Wow. I don't think the US tech industry has quite grasped how big this is.

https://www.techpolicy.press/almost-two-thirds-of-europeans-back-replacing-us-tech-poll-finds/

Almost Two-Thirds of Europeans Back Replacing US Tech, Poll Finds

EU leaders are pursuing digital sovereignty plans to reduce the 27-country bloc’s dependence on the United States, writes Mark Scott.

Tech Policy Press

@j12t The biggest challenge is making it happen.

We built a cloud architecture about 6-8 years ago, based on Microsoft's Azure services. It would be very hard to move away from that.

I agree it needs to be done, but find us an alternative to Azure or AWS that is as robust and vanilla EU. Very difficult.

We can't ignore it though: we cannot trust US tech.

@rozeboosje step 1 if I were in charge: hire the people who built those clouds. Note they likely don’t like trump either.

@j12t Yeah but what if you *consume* these services?

For example, we use Microsoft Azure Blob Storage to store documents. Of course we store these in North Europe, based in Ireland in the EU. It is fast, robust, and protected through GDPR. It integrates with our software through REST APIs and to end users there is no difference between On Premises and Cloud Storage, functionality wise.

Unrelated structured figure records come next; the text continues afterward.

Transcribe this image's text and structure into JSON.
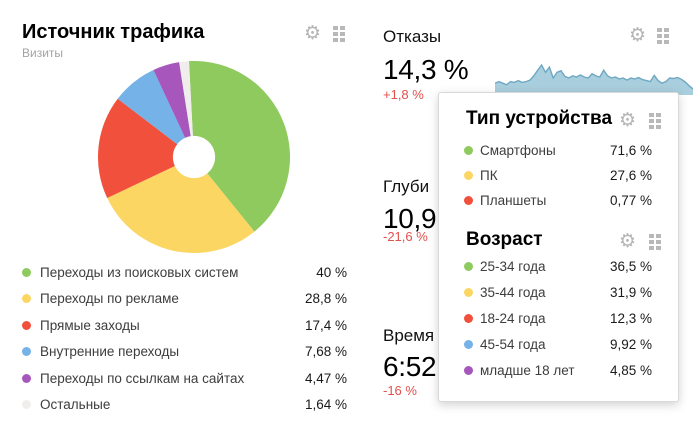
{
  "colors": {
    "green": "#8fca5f",
    "yellow": "#fcd663",
    "red": "#f1503c",
    "blue": "#74b2e8",
    "purple": "#a757bc",
    "gray": "#efeeec",
    "change_negative": "#e0504c",
    "spark_fill": "#a9cedd",
    "spark_line": "#6fa8c2"
  },
  "icons": {
    "gear": "⚙"
  },
  "traffic_widget": {
    "title": "Источник трафика",
    "subtitle": "Визиты",
    "legend": [
      {
        "label": "Переходы из поисковых систем",
        "value": "40 %",
        "color": "#8fca5f"
      },
      {
        "label": "Переходы по рекламе",
        "value": "28,8 %",
        "color": "#fcd663"
      },
      {
        "label": "Прямые заходы",
        "value": "17,4 %",
        "color": "#f1503c"
      },
      {
        "label": "Внутренние переходы",
        "value": "7,68 %",
        "color": "#74b2e8"
      },
      {
        "label": "Переходы по ссылкам на сайтах",
        "value": "4,47 %",
        "color": "#a757bc"
      },
      {
        "label": "Остальные",
        "value": "1,64 %",
        "color": "#efeeec"
      }
    ]
  },
  "metric_widgets": {
    "bounces": {
      "title": "Отказы",
      "value": "14,3 %",
      "change": "+1,8 %"
    },
    "depth": {
      "title": "Глуби",
      "value": "10,9",
      "change": "-21,6 %"
    },
    "time": {
      "title": "Время",
      "value": "6:52",
      "change": "-16 %"
    }
  },
  "overlay": {
    "device_panel": {
      "title": "Тип устройства",
      "rows": [
        {
          "label": "Смартфоны",
          "value": "71,6 %",
          "color": "#8fca5f"
        },
        {
          "label": "ПК",
          "value": "27,6 %",
          "color": "#fcd663"
        },
        {
          "label": "Планшеты",
          "value": "0,77 %",
          "color": "#f1503c"
        }
      ]
    },
    "age_panel": {
      "title": "Возраст",
      "rows": [
        {
          "label": "25-34 года",
          "value": "36,5 %",
          "color": "#8fca5f"
        },
        {
          "label": "35-44 года",
          "value": "31,9 %",
          "color": "#fcd663"
        },
        {
          "label": "18-24 года",
          "value": "12,3 %",
          "color": "#f1503c"
        },
        {
          "label": "45-54 года",
          "value": "9,92 %",
          "color": "#74b2e8"
        },
        {
          "label": "младше 18 лет",
          "value": "4,85 %",
          "color": "#a757bc"
        }
      ]
    }
  },
  "chart_data": [
    {
      "id": "traffic-sources-donut",
      "type": "pie",
      "title": "Источник трафика",
      "metric": "Визиты",
      "categories": [
        "Переходы из поисковых систем",
        "Переходы по рекламе",
        "Прямые заходы",
        "Внутренние переходы",
        "Переходы по ссылкам на сайтах",
        "Остальные"
      ],
      "values": [
        40,
        28.8,
        17.4,
        7.68,
        4.47,
        1.64
      ],
      "unit": "%",
      "colors": [
        "#8fca5f",
        "#fcd663",
        "#f1503c",
        "#74b2e8",
        "#a757bc",
        "#efeeec"
      ],
      "donut": true,
      "inner_radius_ratio": 0.22,
      "start_angle_deg": -3,
      "direction": "clockwise",
      "legend_position": "bottom"
    },
    {
      "id": "bounces-sparkline",
      "type": "area",
      "title": "Отказы",
      "current_value_percent": 14.3,
      "change_percent": 1.8,
      "axes": "none",
      "y_relative_heights": [
        0.3,
        0.36,
        0.3,
        0.24,
        0.36,
        0.33,
        0.4,
        0.33,
        0.36,
        0.42,
        0.58,
        0.8,
        1.0,
        0.72,
        0.92,
        0.5,
        0.72,
        0.78,
        0.56,
        0.5,
        0.58,
        0.54,
        0.62,
        0.54,
        0.5,
        0.66,
        0.58,
        0.54,
        0.8,
        0.58,
        0.5,
        0.54,
        0.46,
        0.5,
        0.42,
        0.5,
        0.46,
        0.52,
        0.44,
        0.4,
        0.36,
        0.6,
        0.4,
        0.3,
        0.36,
        0.5,
        0.48,
        0.52,
        0.45,
        0.35,
        0.2,
        0.08
      ]
    }
  ]
}
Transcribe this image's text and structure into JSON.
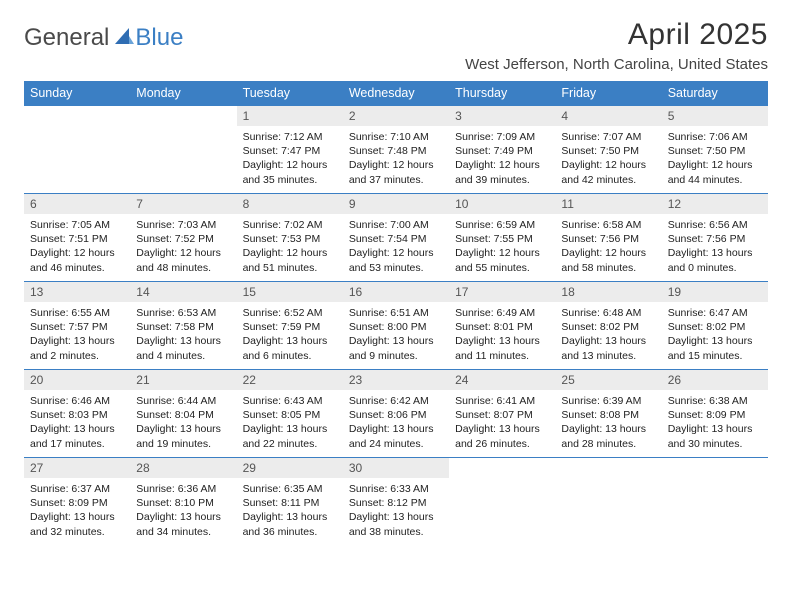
{
  "logo": {
    "text1": "General",
    "text2": "Blue"
  },
  "title": "April 2025",
  "location": "West Jefferson, North Carolina, United States",
  "colors": {
    "header_bg": "#3b7fc4",
    "header_text": "#ffffff",
    "daynum_bg": "#ececec",
    "border": "#3b7fc4",
    "page_bg": "#ffffff"
  },
  "weekdays": [
    "Sunday",
    "Monday",
    "Tuesday",
    "Wednesday",
    "Thursday",
    "Friday",
    "Saturday"
  ],
  "weeks": [
    [
      null,
      null,
      {
        "n": "1",
        "sr": "Sunrise: 7:12 AM",
        "ss": "Sunset: 7:47 PM",
        "dl": "Daylight: 12 hours and 35 minutes."
      },
      {
        "n": "2",
        "sr": "Sunrise: 7:10 AM",
        "ss": "Sunset: 7:48 PM",
        "dl": "Daylight: 12 hours and 37 minutes."
      },
      {
        "n": "3",
        "sr": "Sunrise: 7:09 AM",
        "ss": "Sunset: 7:49 PM",
        "dl": "Daylight: 12 hours and 39 minutes."
      },
      {
        "n": "4",
        "sr": "Sunrise: 7:07 AM",
        "ss": "Sunset: 7:50 PM",
        "dl": "Daylight: 12 hours and 42 minutes."
      },
      {
        "n": "5",
        "sr": "Sunrise: 7:06 AM",
        "ss": "Sunset: 7:50 PM",
        "dl": "Daylight: 12 hours and 44 minutes."
      }
    ],
    [
      {
        "n": "6",
        "sr": "Sunrise: 7:05 AM",
        "ss": "Sunset: 7:51 PM",
        "dl": "Daylight: 12 hours and 46 minutes."
      },
      {
        "n": "7",
        "sr": "Sunrise: 7:03 AM",
        "ss": "Sunset: 7:52 PM",
        "dl": "Daylight: 12 hours and 48 minutes."
      },
      {
        "n": "8",
        "sr": "Sunrise: 7:02 AM",
        "ss": "Sunset: 7:53 PM",
        "dl": "Daylight: 12 hours and 51 minutes."
      },
      {
        "n": "9",
        "sr": "Sunrise: 7:00 AM",
        "ss": "Sunset: 7:54 PM",
        "dl": "Daylight: 12 hours and 53 minutes."
      },
      {
        "n": "10",
        "sr": "Sunrise: 6:59 AM",
        "ss": "Sunset: 7:55 PM",
        "dl": "Daylight: 12 hours and 55 minutes."
      },
      {
        "n": "11",
        "sr": "Sunrise: 6:58 AM",
        "ss": "Sunset: 7:56 PM",
        "dl": "Daylight: 12 hours and 58 minutes."
      },
      {
        "n": "12",
        "sr": "Sunrise: 6:56 AM",
        "ss": "Sunset: 7:56 PM",
        "dl": "Daylight: 13 hours and 0 minutes."
      }
    ],
    [
      {
        "n": "13",
        "sr": "Sunrise: 6:55 AM",
        "ss": "Sunset: 7:57 PM",
        "dl": "Daylight: 13 hours and 2 minutes."
      },
      {
        "n": "14",
        "sr": "Sunrise: 6:53 AM",
        "ss": "Sunset: 7:58 PM",
        "dl": "Daylight: 13 hours and 4 minutes."
      },
      {
        "n": "15",
        "sr": "Sunrise: 6:52 AM",
        "ss": "Sunset: 7:59 PM",
        "dl": "Daylight: 13 hours and 6 minutes."
      },
      {
        "n": "16",
        "sr": "Sunrise: 6:51 AM",
        "ss": "Sunset: 8:00 PM",
        "dl": "Daylight: 13 hours and 9 minutes."
      },
      {
        "n": "17",
        "sr": "Sunrise: 6:49 AM",
        "ss": "Sunset: 8:01 PM",
        "dl": "Daylight: 13 hours and 11 minutes."
      },
      {
        "n": "18",
        "sr": "Sunrise: 6:48 AM",
        "ss": "Sunset: 8:02 PM",
        "dl": "Daylight: 13 hours and 13 minutes."
      },
      {
        "n": "19",
        "sr": "Sunrise: 6:47 AM",
        "ss": "Sunset: 8:02 PM",
        "dl": "Daylight: 13 hours and 15 minutes."
      }
    ],
    [
      {
        "n": "20",
        "sr": "Sunrise: 6:46 AM",
        "ss": "Sunset: 8:03 PM",
        "dl": "Daylight: 13 hours and 17 minutes."
      },
      {
        "n": "21",
        "sr": "Sunrise: 6:44 AM",
        "ss": "Sunset: 8:04 PM",
        "dl": "Daylight: 13 hours and 19 minutes."
      },
      {
        "n": "22",
        "sr": "Sunrise: 6:43 AM",
        "ss": "Sunset: 8:05 PM",
        "dl": "Daylight: 13 hours and 22 minutes."
      },
      {
        "n": "23",
        "sr": "Sunrise: 6:42 AM",
        "ss": "Sunset: 8:06 PM",
        "dl": "Daylight: 13 hours and 24 minutes."
      },
      {
        "n": "24",
        "sr": "Sunrise: 6:41 AM",
        "ss": "Sunset: 8:07 PM",
        "dl": "Daylight: 13 hours and 26 minutes."
      },
      {
        "n": "25",
        "sr": "Sunrise: 6:39 AM",
        "ss": "Sunset: 8:08 PM",
        "dl": "Daylight: 13 hours and 28 minutes."
      },
      {
        "n": "26",
        "sr": "Sunrise: 6:38 AM",
        "ss": "Sunset: 8:09 PM",
        "dl": "Daylight: 13 hours and 30 minutes."
      }
    ],
    [
      {
        "n": "27",
        "sr": "Sunrise: 6:37 AM",
        "ss": "Sunset: 8:09 PM",
        "dl": "Daylight: 13 hours and 32 minutes."
      },
      {
        "n": "28",
        "sr": "Sunrise: 6:36 AM",
        "ss": "Sunset: 8:10 PM",
        "dl": "Daylight: 13 hours and 34 minutes."
      },
      {
        "n": "29",
        "sr": "Sunrise: 6:35 AM",
        "ss": "Sunset: 8:11 PM",
        "dl": "Daylight: 13 hours and 36 minutes."
      },
      {
        "n": "30",
        "sr": "Sunrise: 6:33 AM",
        "ss": "Sunset: 8:12 PM",
        "dl": "Daylight: 13 hours and 38 minutes."
      },
      null,
      null,
      null
    ]
  ]
}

Microsoft is covered by the CLOUD Act, though. To remove THAT risk, what EU based provider do we use instead?

@rozeboosje As a buyer of cloud services, what I'd do is publish the fact that you would like to buy from a European cloud service, here are the parameters, basically a public RFP, and then find lots of other buyers in the same position who say the same thing. If you aggregate enough potential orders for basically the same product, I'd be very surprised if you didn't have some product-adjacent EU provider say "we can do this".